Determine all points at which the surfaces share the same tangent line.

Question

Determine all points at which the surfaces $x^2+y^2+z^2=3$ and $x^3+y^3+z^3 =3$ share the same tangent line.

I know how to get the same tangent line for the curves, but I'm not sure how to go about this for the surfaces!

Answer 1

In surface case: one just get a bit little analogy one do on two dimension.

For the first surface: $f(x,y,z)= x^2+y^2+z^2-3$,

Take partial derivative: $\frac {\partial f}{\partial x} = 2x$,$\frac {\partial f}{\partial y} = 2y$, $\frac {\partial f}{\partial z} = 2z$

So the gradient for the point on the surface is: $(2x,2y,2z)$.
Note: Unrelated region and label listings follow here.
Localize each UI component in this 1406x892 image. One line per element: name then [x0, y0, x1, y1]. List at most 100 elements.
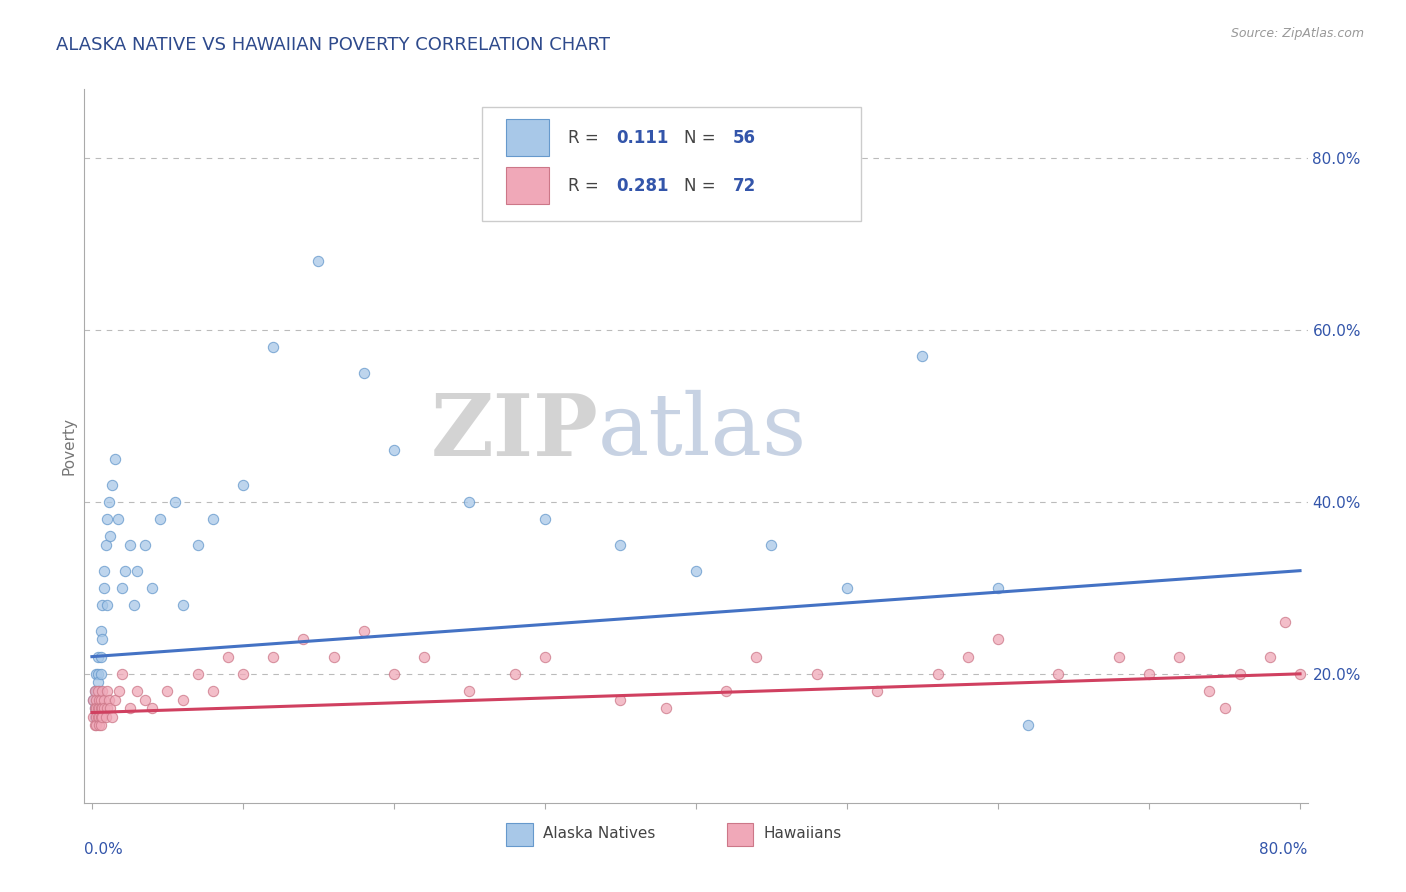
Point — [90, 624, 112, 638]
Text: 0.0%: 0.0% — [84, 842, 124, 857]
Point — [89, 710, 111, 724]
Point — [911, 349, 934, 363]
Y-axis label: Poverty: Poverty — [60, 417, 76, 475]
Text: Hawaiians: Hawaiians — [763, 826, 842, 841]
Point — [382, 666, 405, 681]
Point — [382, 443, 405, 458]
Point — [84, 701, 107, 715]
Point — [100, 477, 122, 491]
Point — [89, 718, 111, 732]
Point — [90, 649, 112, 664]
Text: 0.111: 0.111 — [616, 128, 669, 146]
Point — [82, 692, 104, 706]
Point — [94, 538, 117, 552]
Point — [97, 495, 120, 509]
Point — [163, 495, 186, 509]
Point — [111, 581, 134, 595]
Point — [534, 649, 557, 664]
Point — [1017, 718, 1039, 732]
Point — [134, 538, 156, 552]
Point — [93, 701, 115, 715]
Point — [806, 666, 828, 681]
Point — [307, 254, 329, 268]
Point — [84, 684, 107, 698]
FancyBboxPatch shape — [482, 107, 860, 221]
Point — [94, 710, 117, 724]
Point — [84, 710, 107, 724]
Point — [141, 581, 163, 595]
Point — [987, 581, 1010, 595]
Point — [714, 684, 737, 698]
Text: 72: 72 — [733, 177, 756, 194]
Point — [86, 666, 108, 681]
Point — [609, 692, 631, 706]
Point — [835, 581, 858, 595]
Point — [413, 649, 436, 664]
Point — [232, 666, 254, 681]
FancyBboxPatch shape — [727, 822, 754, 846]
Point — [134, 692, 156, 706]
Point — [172, 598, 194, 612]
Point — [201, 512, 224, 526]
Point — [96, 701, 118, 715]
Point — [86, 718, 108, 732]
Point — [201, 684, 224, 698]
Point — [353, 624, 375, 638]
Point — [100, 710, 122, 724]
Point — [1108, 649, 1130, 664]
Point — [96, 684, 118, 698]
Point — [89, 701, 111, 715]
Text: Alaska Natives: Alaska Natives — [543, 826, 655, 841]
Point — [609, 538, 631, 552]
Text: R =: R = — [568, 177, 603, 194]
Point — [761, 538, 783, 552]
Point — [103, 692, 125, 706]
Point — [87, 684, 110, 698]
Point — [82, 710, 104, 724]
Point — [96, 598, 118, 612]
Point — [458, 495, 481, 509]
Text: atlas: atlas — [598, 390, 807, 474]
Point — [127, 684, 149, 698]
Point — [353, 366, 375, 380]
Point — [866, 684, 889, 698]
Point — [93, 581, 115, 595]
Point — [90, 710, 112, 724]
Point — [1274, 615, 1296, 630]
Point — [98, 701, 121, 715]
Point — [156, 684, 179, 698]
Point — [86, 692, 108, 706]
Point — [187, 538, 209, 552]
Point — [1137, 666, 1160, 681]
Point — [86, 701, 108, 715]
Point — [98, 529, 121, 543]
Point — [93, 692, 115, 706]
Point — [141, 701, 163, 715]
Point — [217, 649, 239, 664]
Text: 0.281: 0.281 — [616, 177, 669, 194]
FancyBboxPatch shape — [506, 167, 550, 204]
Text: 56: 56 — [733, 128, 755, 146]
Point — [262, 340, 284, 354]
FancyBboxPatch shape — [506, 120, 550, 156]
Point — [84, 701, 107, 715]
Text: ZIP: ZIP — [430, 390, 598, 474]
Point — [103, 451, 125, 466]
FancyBboxPatch shape — [506, 822, 533, 846]
Point — [1198, 684, 1220, 698]
Point — [87, 649, 110, 664]
Point — [127, 564, 149, 578]
Point — [89, 692, 111, 706]
Point — [927, 666, 949, 681]
Point — [91, 701, 114, 715]
Point — [84, 684, 107, 698]
Point — [118, 538, 141, 552]
Point — [91, 598, 114, 612]
Point — [1289, 666, 1312, 681]
Point — [89, 710, 111, 724]
Point — [987, 632, 1010, 647]
Point — [84, 718, 107, 732]
Text: N =: N = — [683, 128, 721, 146]
Point — [86, 710, 108, 724]
Point — [292, 632, 315, 647]
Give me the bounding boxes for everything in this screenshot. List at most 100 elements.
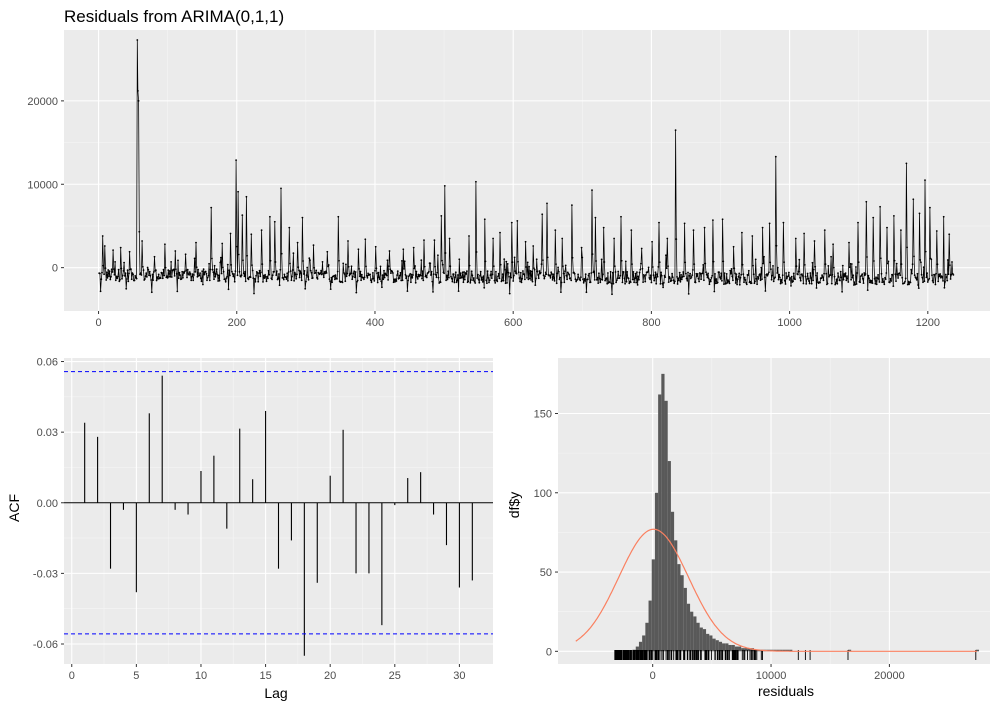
- residual-point: [756, 283, 758, 286]
- residual-point: [311, 277, 314, 279]
- residual-point: [321, 261, 324, 263]
- residual-point: [892, 285, 895, 287]
- residual-point: [810, 282, 813, 285]
- residual-point: [530, 270, 533, 273]
- residual-point: [379, 265, 382, 268]
- residual-point: [167, 269, 170, 271]
- residual-point: [651, 266, 654, 268]
- residual-point: [837, 276, 840, 278]
- residual-point: [117, 275, 119, 278]
- residual-point: [730, 272, 732, 275]
- residual-point: [553, 277, 555, 280]
- residual-point: [581, 256, 584, 259]
- residual-point: [290, 279, 293, 282]
- residual-point: [891, 273, 894, 276]
- residual-point: [185, 269, 188, 271]
- residual-point: [755, 277, 758, 280]
- residual-point: [631, 263, 633, 265]
- residual-point: [700, 278, 702, 281]
- residual-point: [286, 272, 289, 275]
- residual-point: [364, 238, 367, 241]
- residual-point: [507, 271, 510, 274]
- residual-point: [821, 274, 823, 277]
- residual-point: [155, 279, 158, 282]
- residual-point: [528, 277, 531, 280]
- residual-point: [571, 256, 574, 259]
- residual-point: [296, 273, 298, 276]
- residual-point: [617, 270, 620, 273]
- residual-point: [474, 282, 477, 284]
- residual-point: [696, 273, 699, 275]
- residual-point: [517, 271, 520, 274]
- residual-point: [110, 275, 112, 278]
- residual-point: [692, 269, 694, 271]
- residual-point: [759, 279, 762, 282]
- residual-point: [473, 280, 476, 283]
- residual-point: [305, 274, 308, 277]
- residual-point: [523, 273, 526, 275]
- residual-point: [216, 274, 219, 276]
- residual-point: [404, 273, 407, 276]
- residual-point: [511, 261, 514, 264]
- residual-point: [169, 275, 172, 278]
- residual-point: [259, 275, 262, 278]
- residual-point: [463, 278, 466, 281]
- residual-point: [624, 282, 626, 285]
- residual-point: [491, 273, 494, 276]
- residual-point: [330, 276, 333, 279]
- residual-point: [347, 265, 350, 268]
- histogram-bar: [686, 603, 691, 652]
- residual-point: [215, 272, 217, 275]
- residual-point: [269, 259, 272, 262]
- residual-point: [458, 258, 461, 261]
- residual-point: [112, 249, 114, 252]
- residual-point: [792, 280, 794, 283]
- residual-point: [186, 268, 189, 271]
- residual-point: [111, 271, 114, 273]
- residual-point: [483, 286, 486, 289]
- residual-point: [809, 272, 812, 274]
- residual-point: [703, 279, 705, 282]
- residual-point: [99, 272, 101, 275]
- residual-point: [528, 265, 530, 268]
- residual-point: [121, 277, 123, 280]
- residual-point: [768, 222, 771, 225]
- residual-point: [862, 282, 865, 284]
- residual-point: [395, 280, 398, 282]
- residual-point: [466, 270, 468, 272]
- residual-point: [820, 277, 823, 280]
- residual-point: [499, 231, 501, 234]
- residual-point: [580, 246, 583, 249]
- residual-point: [557, 270, 560, 273]
- residual-point: [381, 274, 384, 276]
- residual-point: [778, 273, 781, 276]
- residual-point: [634, 272, 637, 275]
- residual-point: [475, 251, 478, 253]
- residual-point: [874, 282, 877, 285]
- residual-point: [236, 274, 239, 277]
- residual-point: [188, 274, 191, 276]
- residual-point: [553, 280, 556, 282]
- histogram-bar: [635, 646, 639, 652]
- residual-point: [232, 275, 235, 278]
- residual-point: [245, 195, 248, 198]
- residual-point: [687, 293, 690, 295]
- residual-point: [714, 273, 716, 275]
- residual-point: [173, 275, 176, 277]
- residual-point: [783, 261, 785, 264]
- residual-point: [390, 272, 392, 274]
- residual-point: [564, 270, 566, 273]
- residual-point: [204, 270, 207, 273]
- residual-point: [362, 276, 365, 279]
- residual-point: [593, 270, 595, 273]
- residual-point: [707, 272, 709, 275]
- residual-point: [334, 278, 336, 281]
- residual-point: [519, 280, 521, 283]
- residual-point: [613, 265, 616, 268]
- residual-point: [144, 275, 147, 277]
- residual-point: [515, 272, 518, 275]
- series-x-tick-label: 200: [228, 317, 246, 329]
- residual-point: [141, 265, 144, 268]
- residual-point: [683, 275, 685, 278]
- residual-point: [766, 274, 769, 277]
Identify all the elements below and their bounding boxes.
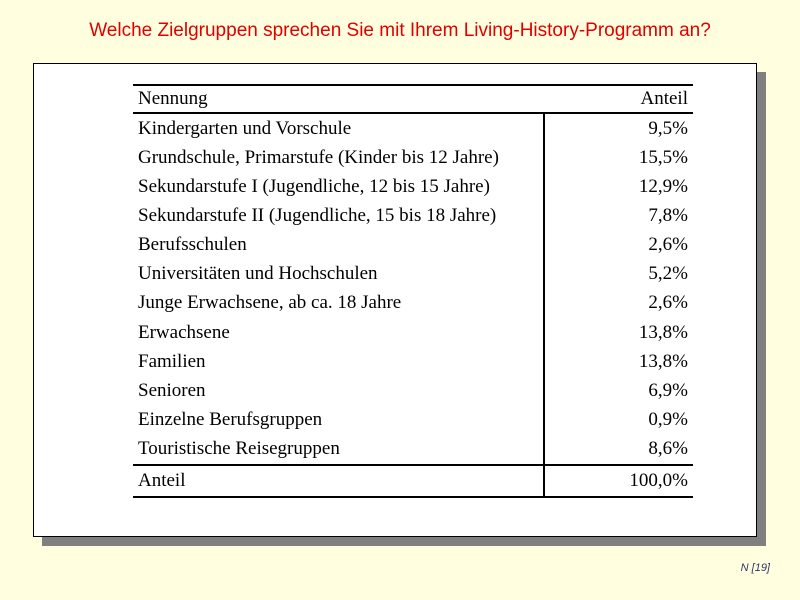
row-value: 7,8% [543, 201, 693, 231]
table-row: Erwachsene 13,8% [133, 317, 693, 348]
slide-title: Welche Zielgruppen sprechen Sie mit Ihre… [89, 20, 711, 41]
row-value: 2,6% [543, 230, 693, 260]
row-value: 13,8% [543, 347, 693, 377]
row-label: Kindergarten und Vorschule [138, 117, 352, 139]
table-row: Kindergarten und Vorschule 9,5% [133, 114, 693, 144]
table-row: Touristische Reisegruppen 8,6% [133, 434, 693, 464]
content-panel: Nennung Anteil Kindergarten und Vorschul… [33, 63, 757, 537]
row-label: Touristische Reisegruppen [138, 438, 340, 460]
row-label: Sekundarstufe II (Jugendliche, 15 bis 18… [138, 204, 497, 226]
total-row-value: 100,0% [543, 465, 693, 496]
row-value: 13,8% [543, 317, 693, 348]
row-label: Berufsschulen [138, 234, 247, 256]
table-total-row: Anteil 100,0% [133, 463, 693, 496]
table-body: Kindergarten und Vorschule 9,5% Grundschul… [133, 114, 693, 464]
row-value: 9,5% [543, 114, 693, 144]
table-row: Universitäten und Hochschulen 5,2% [133, 259, 693, 289]
table-row: Senioren 6,9% [133, 376, 693, 406]
table-row: Grundschule, Primarstufe (Kinder bis 12 … [133, 143, 693, 173]
row-label: Junge Erwachsene, ab ca. 18 Jahre [138, 292, 402, 314]
table-row: Sekundarstufe I (Jugendliche, 12 bis 15 … [133, 172, 693, 202]
results-table: Nennung Anteil Kindergarten und Vorschul… [133, 84, 693, 498]
table-row: Sekundarstufe II (Jugendliche, 15 bis 18… [133, 201, 693, 231]
total-row-label: Anteil [138, 469, 186, 491]
footer-note: N [19] [740, 562, 770, 574]
row-label: Sekundarstufe I (Jugendliche, 12 bis 15 … [138, 175, 490, 197]
row-value: 12,9% [543, 172, 693, 202]
row-label: Senioren [138, 379, 206, 401]
table-row: Familien 13,8% [133, 347, 693, 377]
table-row: Berufsschulen 2,6% [133, 230, 693, 260]
row-value: 2,6% [543, 288, 693, 318]
row-label: Einzelne Berufsgruppen [138, 408, 323, 430]
table-row: Einzelne Berufsgruppen 0,9% [133, 405, 693, 435]
column-header-anteil: Anteil [640, 88, 689, 109]
row-label: Universitäten und Hochschulen [138, 263, 378, 285]
row-value: 6,9% [543, 376, 693, 406]
table-header-row: Nennung Anteil [133, 86, 693, 114]
row-value: 5,2% [543, 259, 693, 289]
table-row: Junge Erwachsene, ab ca. 18 Jahre 2,6% [133, 288, 693, 318]
row-value: 8,6% [543, 434, 693, 464]
row-label: Erwachsene [138, 321, 230, 343]
column-header-nennung: Nennung [138, 88, 208, 109]
row-value: 0,9% [543, 405, 693, 435]
row-label: Grundschule, Primarstufe (Kinder bis 12 … [138, 146, 499, 168]
row-value: 15,5% [543, 143, 693, 173]
row-label: Familien [138, 350, 206, 372]
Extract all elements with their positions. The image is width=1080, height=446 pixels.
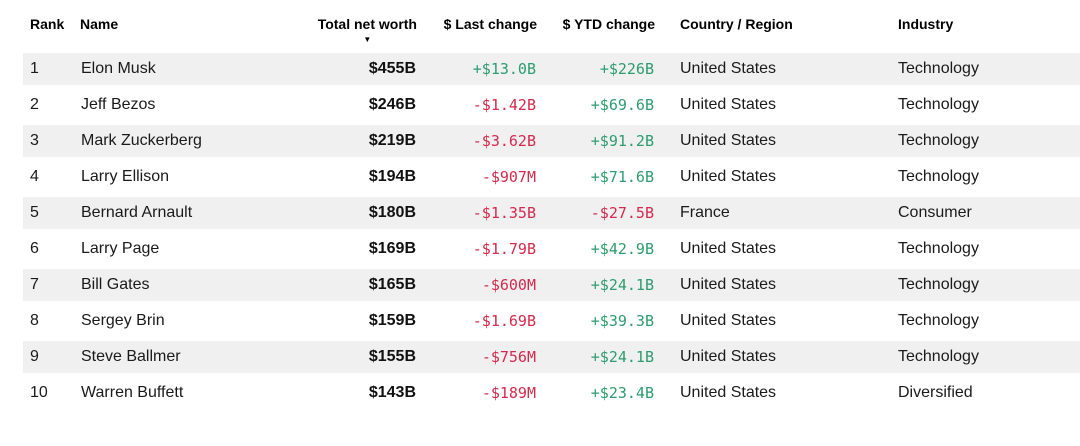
country-cell: United States	[655, 269, 880, 305]
name-cell[interactable]: Warren Buffett	[80, 377, 245, 413]
last-change-cell: +$13.0B	[417, 53, 537, 89]
last-change-cell: -$1.69B	[417, 305, 537, 341]
rank-cell: 7	[23, 269, 80, 305]
column-header-industry[interactable]: Industry	[880, 0, 1080, 53]
industry-cell: Technology	[880, 269, 1080, 305]
industry-cell: Technology	[880, 161, 1080, 197]
country-cell: United States	[655, 305, 880, 341]
name-cell[interactable]: Larry Ellison	[80, 161, 245, 197]
rank-cell: 4	[23, 161, 80, 197]
ytd-change-cell: +$226B	[537, 53, 655, 89]
net-worth-cell: $155B	[245, 341, 417, 377]
name-cell[interactable]: Jeff Bezos	[80, 89, 245, 125]
table-row[interactable]: 3 Mark Zuckerberg $219B -$3.62B +$91.2B …	[23, 125, 1080, 161]
table-row[interactable]: 6 Larry Page $169B -$1.79B +$42.9B Unite…	[23, 233, 1080, 269]
table-row[interactable]: 9 Steve Ballmer $155B -$756M +$24.1B Uni…	[23, 341, 1080, 377]
net-worth-cell: $219B	[245, 125, 417, 161]
name-cell[interactable]: Bill Gates	[80, 269, 245, 305]
last-change-cell: -$3.62B	[417, 125, 537, 161]
column-header-ytd-change[interactable]: $ YTD change	[537, 0, 655, 53]
table-row[interactable]: 2 Jeff Bezos $246B -$1.42B +$69.6B Unite…	[23, 89, 1080, 125]
country-cell: United States	[655, 53, 880, 89]
last-change-cell: -$600M	[417, 269, 537, 305]
net-worth-cell: $169B	[245, 233, 417, 269]
name-cell[interactable]: Steve Ballmer	[80, 341, 245, 377]
last-change-cell: -$1.79B	[417, 233, 537, 269]
last-change-cell: -$756M	[417, 341, 537, 377]
industry-cell: Diversified	[880, 377, 1080, 413]
country-cell: United States	[655, 377, 880, 413]
net-worth-cell: $194B	[245, 161, 417, 197]
country-cell: United States	[655, 125, 880, 161]
net-worth-cell: $455B	[245, 53, 417, 89]
table-row[interactable]: 4 Larry Ellison $194B -$907M +$71.6B Uni…	[23, 161, 1080, 197]
table-row[interactable]: 7 Bill Gates $165B -$600M +$24.1B United…	[23, 269, 1080, 305]
last-change-cell: -$189M	[417, 377, 537, 413]
name-cell[interactable]: Bernard Arnault	[80, 197, 245, 233]
industry-cell: Technology	[880, 341, 1080, 377]
ytd-change-cell: +$91.2B	[537, 125, 655, 161]
column-label-total-net-worth: Total net worth	[317, 16, 417, 32]
table-row[interactable]: 10 Warren Buffett $143B -$189M +$23.4B U…	[23, 377, 1080, 413]
last-change-cell: -$1.42B	[417, 89, 537, 125]
table-row[interactable]: 8 Sergey Brin $159B -$1.69B +$39.3B Unit…	[23, 305, 1080, 341]
ytd-change-cell: +$24.1B	[537, 269, 655, 305]
country-cell: United States	[655, 161, 880, 197]
industry-cell: Technology	[880, 125, 1080, 161]
country-cell: United States	[655, 89, 880, 125]
industry-cell: Technology	[880, 233, 1080, 269]
rank-cell: 2	[23, 89, 80, 125]
name-cell[interactable]: Sergey Brin	[80, 305, 245, 341]
last-change-cell: -$1.35B	[417, 197, 537, 233]
column-header-name[interactable]: Name	[80, 0, 245, 53]
name-cell[interactable]: Larry Page	[80, 233, 245, 269]
industry-cell: Technology	[880, 53, 1080, 89]
last-change-cell: -$907M	[417, 161, 537, 197]
country-cell: France	[655, 197, 880, 233]
net-worth-cell: $143B	[245, 377, 417, 413]
ytd-change-cell: +$39.3B	[537, 305, 655, 341]
rank-cell: 9	[23, 341, 80, 377]
ytd-change-cell: +$42.9B	[537, 233, 655, 269]
net-worth-cell: $165B	[245, 269, 417, 305]
name-cell[interactable]: Mark Zuckerberg	[80, 125, 245, 161]
billionaires-table: Rank Name Total net worth ▼ $ Last chang…	[23, 0, 1080, 413]
column-header-rank[interactable]: Rank	[23, 0, 80, 53]
table-row[interactable]: 1 Elon Musk $455B +$13.0B +$226B United …	[23, 53, 1080, 89]
column-header-total-net-worth[interactable]: Total net worth ▼	[245, 0, 417, 53]
net-worth-cell: $180B	[245, 197, 417, 233]
rank-cell: 5	[23, 197, 80, 233]
ytd-change-cell: +$23.4B	[537, 377, 655, 413]
industry-cell: Consumer	[880, 197, 1080, 233]
column-header-country-region[interactable]: Country / Region	[655, 0, 880, 53]
table-body: 1 Elon Musk $455B +$13.0B +$226B United …	[23, 53, 1080, 413]
name-cell[interactable]: Elon Musk	[80, 53, 245, 89]
country-cell: United States	[655, 341, 880, 377]
sort-desc-icon: ▼	[363, 35, 372, 44]
ytd-change-cell: +$71.6B	[537, 161, 655, 197]
rank-cell: 8	[23, 305, 80, 341]
rank-cell: 1	[23, 53, 80, 89]
ytd-change-cell: +$24.1B	[537, 341, 655, 377]
net-worth-cell: $246B	[245, 89, 417, 125]
table-header: Rank Name Total net worth ▼ $ Last chang…	[23, 0, 1080, 53]
rank-cell: 10	[23, 377, 80, 413]
rank-cell: 6	[23, 233, 80, 269]
column-header-last-change[interactable]: $ Last change	[417, 0, 537, 53]
ytd-change-cell: -$27.5B	[537, 197, 655, 233]
table-row[interactable]: 5 Bernard Arnault $180B -$1.35B -$27.5B …	[23, 197, 1080, 233]
rank-cell: 3	[23, 125, 80, 161]
industry-cell: Technology	[880, 89, 1080, 125]
country-cell: United States	[655, 233, 880, 269]
net-worth-cell: $159B	[245, 305, 417, 341]
ytd-change-cell: +$69.6B	[537, 89, 655, 125]
industry-cell: Technology	[880, 305, 1080, 341]
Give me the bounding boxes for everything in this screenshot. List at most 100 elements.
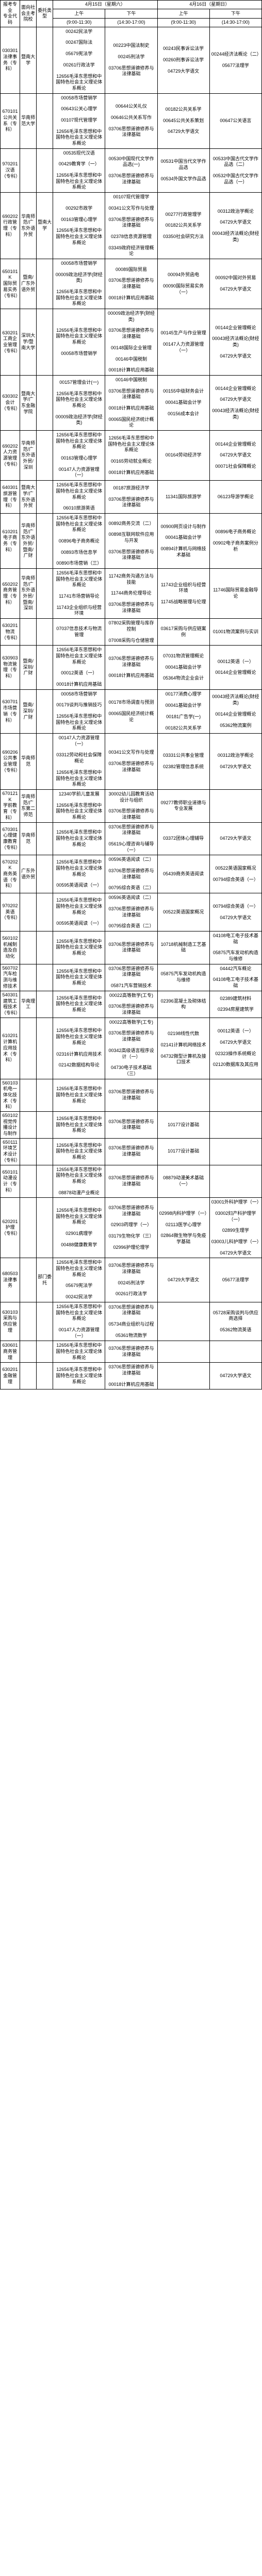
- course-item: 00147人力资源管理（一）: [159, 341, 208, 354]
- cell-course: 00155中级财务会计00041基础会计学00156成本会计: [157, 375, 209, 430]
- course-item: 10177设计基础: [159, 1122, 208, 1129]
- course-item: 11341国际旅游学: [159, 494, 208, 501]
- cell-course: [157, 1302, 209, 1341]
- cell-type: [37, 1112, 53, 1139]
- course-item: 00012英语（一）: [211, 1028, 260, 1035]
- course-item: 04729大学语文: [211, 353, 260, 360]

For the second surface, its gradient is: $(3x^2,3y^2,3z^3)$

Since gradient along every point on the surface is perpendicular to the tangent surface where point localizes,1

So sharing a same space means sharing same normalized gradient at a specific point, so let $ (x/3,y/3,z/3) = \frac{1}{\sqrt{4x^2+4y^2+4z^2}} (2x,2y,2z) = \frac{1}{\sqrt{9x^6+9y^6+9z^6}}(3x^2,3y^2,3z^3)$ and get a system of equations:

$$x^6-9x^2+y^6+z^6 =0 \tag{1}$$ $$x^6+y^6-9y^2+z^6 =0 \tag{2}$$ $$x^6+y^6+z^6-9z^2 =0 \tag{3}$$

From $(2)-(3) \implies z = y \text{ or } z = -y$

Same way From $(1)-(2), \implies y = -x \text{ or } y = x $.

So there are four possibility (i.e. $(x,x,x)$,$(x,-x,x)$,$(x,x,-x)$,$(x,-x,-x)$ ) put it into $x^3+y^3+z^3-3=0$ and solve it.

EDIT: a intuitive explanation about why statement1 holds in two dimension:

for example $x^2+y^2 =1$, its gradient is $(2x,2y)$. After normalized, it become $(x,y)$.

See this picture:

It is apparent that gradient perpendicular to tagent line where the point lies.